= Takada Matabē =

Takada Yoshitsugu (高田 吉次), also known as Hachibē (八兵衛) and later Matabē (又兵衛), was a retainer under lord of the Ogasawara during the Edo period (17th century) of Japan.

== Duel vs Miyamoto Musashi ==
Matabei was renowned as a famous adept of the art of the lance. While the famous swordsman Miyamoto Musashi was staying within Kokura, Matabei visited him at many times as to receive his unique teachings.

At one time the Lord of Ogasawara requested that Matabei to duel Musashi. Matabei was compelled to fight even though he did not want to, as he had to obey his lord's command.

Matabei chose to use a bamboo lance, while Musashi chose a practice sword made of wood.

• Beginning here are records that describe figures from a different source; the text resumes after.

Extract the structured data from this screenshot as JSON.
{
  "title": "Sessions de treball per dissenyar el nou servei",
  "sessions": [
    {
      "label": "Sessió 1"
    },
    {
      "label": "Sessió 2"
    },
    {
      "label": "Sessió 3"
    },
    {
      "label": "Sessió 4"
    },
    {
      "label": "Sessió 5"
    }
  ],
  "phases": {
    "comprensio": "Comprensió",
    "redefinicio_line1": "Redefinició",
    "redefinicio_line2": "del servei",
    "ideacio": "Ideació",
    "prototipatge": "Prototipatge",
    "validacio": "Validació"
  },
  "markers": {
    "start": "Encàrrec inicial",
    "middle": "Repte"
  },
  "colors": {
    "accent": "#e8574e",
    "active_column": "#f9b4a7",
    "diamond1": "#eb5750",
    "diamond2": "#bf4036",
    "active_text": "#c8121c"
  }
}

At the beginning of their duel, Matabei had at first attacked Musashi with his lance. In return Musashi had calmly penetrated Matabei’s guard, moving into close range using the middle-level guard and winning two times.

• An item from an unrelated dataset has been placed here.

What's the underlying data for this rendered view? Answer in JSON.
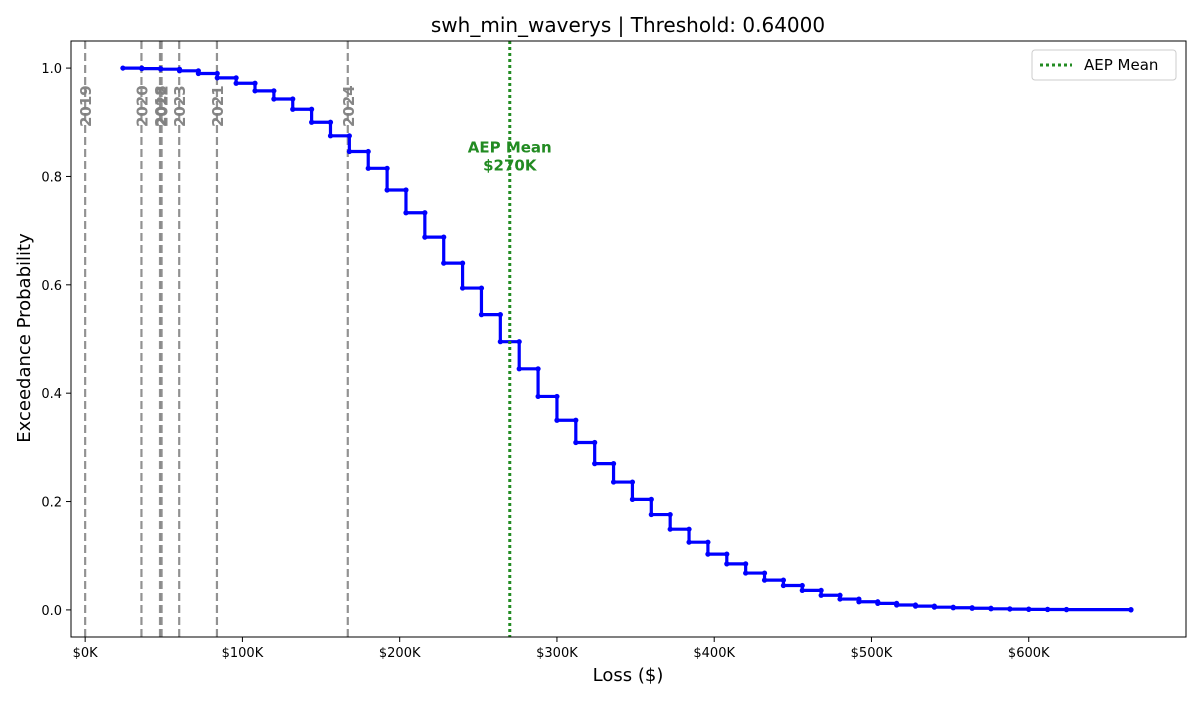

During the third bout, Matabei's lance had slid between Musashi's legs. Due to this fact, Musashi said, "I was touched, therefore I lost this time". Musashi had then told all of the onlookers how much of an adept Matabei was with the lance.

Later, after the duel, Matabei said, "Master Musashi is a true adept whom I was unable to touch. It was to save my face that he acted as though I had won once out of three times".